Oh, and you’ll love this – what does Abraham do, now that he knows for sure I’m the bearer of the promised child? He up and moves us all again, and passes me off as his sister to yet another king, while I’ve got the covenant baby inside![10] Will this man’s lack of faith show no limit? God put a stop to that behavior right quick. Abimelech didn’t even get a chance to see me. As usual, I was looking out for the promise – God knew he had a faithful partner in me.

So Isaac was born and I named him, not only after our snickering but also my joyful giggles at his birth, and the love that welled up in me every time I looked in his face and burst out in a laugh.[11] And we had more unpleasantness with the slave, but as I’ve already mentioned, God rescued the promise yet again by ensuring Abraham listened to my counsel.

Finally, as we neared the end of our lives, it was time for Abraham to stand up on his own. It was time for him to claim the promise. El Shaddai got me out of the way and proposed a most evil plan to my husband.

Sometimes I wish he’d tested me. But then, he knew I couldn’t hold up. After everything I’d been through to get this child, there was no way I’d have relinquished him. I think I would have gone up the mountain and slit my own throat for Yahweh’s pleasure.

So it’s just as well, in the end, that Abraham was asked to sacrifice Isaac. Abraham needed to own the covenant. And later, he was there to talk to El Shaddai about how it feels to send your son to die.

I wound up on another mountain, Horeb, apart from Abraham, during the dastardly deed, and not long after I did yield up my spirit. It hurt my son, but he was comforted with a good wife his father found.

My Abraham had finally laid hold of the promise. But when you tell my story, remember how I was on board from day one. I spent all my life working in God’s will for my family. And the Almighty One remembered me, and made me the mother of his most beloved people. Truly, he is a God of steadfast love.

[1] Clines, 69-70.
[2] Visotzky, 32.
[3] Van Dijk-Hemmes, 232-3.
[4] Visotzky, 42.
[5] Goldingay, 87.
[6] Frankel, xv-xvi.
[7] Visotzky, 48.
[8] Frankel, 19.
[9] Frankel, 23 (italics added).
[10] Clines, 75-76.
[11] Goldingay, 77.


Clines, David J. A. What Does Eve Do to Help? and Other Readerly Questions to the Old Testament (Journal for the Study of the Old Testament Supplement Series 94: Sheffield Academic Press, 1990), pp. 67-78.

Frankel, Ellen. The Five Books of Miriam: a Woman's Commentary on the Torah (New York: Grosset/Putnam, 1996).

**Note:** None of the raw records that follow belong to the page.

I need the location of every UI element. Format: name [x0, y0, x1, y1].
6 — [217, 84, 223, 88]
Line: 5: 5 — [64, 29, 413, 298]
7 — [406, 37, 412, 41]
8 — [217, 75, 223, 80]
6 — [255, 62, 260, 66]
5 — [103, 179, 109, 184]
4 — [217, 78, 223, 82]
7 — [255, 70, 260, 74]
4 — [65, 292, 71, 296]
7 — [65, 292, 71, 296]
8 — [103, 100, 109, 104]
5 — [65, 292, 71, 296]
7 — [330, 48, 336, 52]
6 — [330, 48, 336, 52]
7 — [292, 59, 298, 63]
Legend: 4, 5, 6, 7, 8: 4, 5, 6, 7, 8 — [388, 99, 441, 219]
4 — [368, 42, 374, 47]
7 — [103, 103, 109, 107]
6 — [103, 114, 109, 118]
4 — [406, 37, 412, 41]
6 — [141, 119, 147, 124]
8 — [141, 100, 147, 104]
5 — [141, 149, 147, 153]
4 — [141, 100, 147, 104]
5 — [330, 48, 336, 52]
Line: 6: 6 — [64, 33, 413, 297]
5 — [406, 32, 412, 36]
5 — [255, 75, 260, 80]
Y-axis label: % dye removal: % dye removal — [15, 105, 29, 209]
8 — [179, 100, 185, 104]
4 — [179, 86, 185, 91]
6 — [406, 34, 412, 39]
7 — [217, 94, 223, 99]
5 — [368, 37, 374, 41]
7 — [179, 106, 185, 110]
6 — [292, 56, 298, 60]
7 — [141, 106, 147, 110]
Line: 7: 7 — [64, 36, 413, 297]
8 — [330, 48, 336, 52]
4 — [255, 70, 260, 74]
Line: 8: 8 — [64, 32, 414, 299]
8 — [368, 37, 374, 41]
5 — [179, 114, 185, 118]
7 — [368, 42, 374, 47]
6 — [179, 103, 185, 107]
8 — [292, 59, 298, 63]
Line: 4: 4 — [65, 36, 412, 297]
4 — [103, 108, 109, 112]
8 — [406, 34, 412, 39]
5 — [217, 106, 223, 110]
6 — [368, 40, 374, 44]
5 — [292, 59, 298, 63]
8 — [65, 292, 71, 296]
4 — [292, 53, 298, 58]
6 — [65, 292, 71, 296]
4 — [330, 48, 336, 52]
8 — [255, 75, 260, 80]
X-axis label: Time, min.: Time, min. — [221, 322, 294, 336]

Goldingay, John. After Eating the Apricot (Carlisle: Solway, 1996), pp. 65-101.

Nunnally-Cox, Janice. Fore-Mothers (New York: Seabury Press, 1981), pp. 5-9.

Teubal, Savina J. “Sarah and Hagar: Matriarchs and Visionaries,” from A Feminist Companion to Genesis, edited by Athalya Brenner (Sheffield Academic Press, 1993), pp. 235-250.

Trible, Phyllis. “The Sacrifice of Sarah,” from Feminism and Theology, edited by Janet Martin Soskice and Diana Lipton (Oxford University Press, 2003), pp. 144-154.

Van Dijk-Hemmes, Fokkelien. “Sarai's Exile: A Gender-Motivated Reading of Genesis 12.10-13.2,” from A Feminist Companion to Genesis, edited by Athalya Brenner (Sheffield Academic Press, 1993), pp. 222-234.

Visotzky, Burton L. The Genesis of Ethics (New York: Three Rivers Press, 1996), pp. 20-120.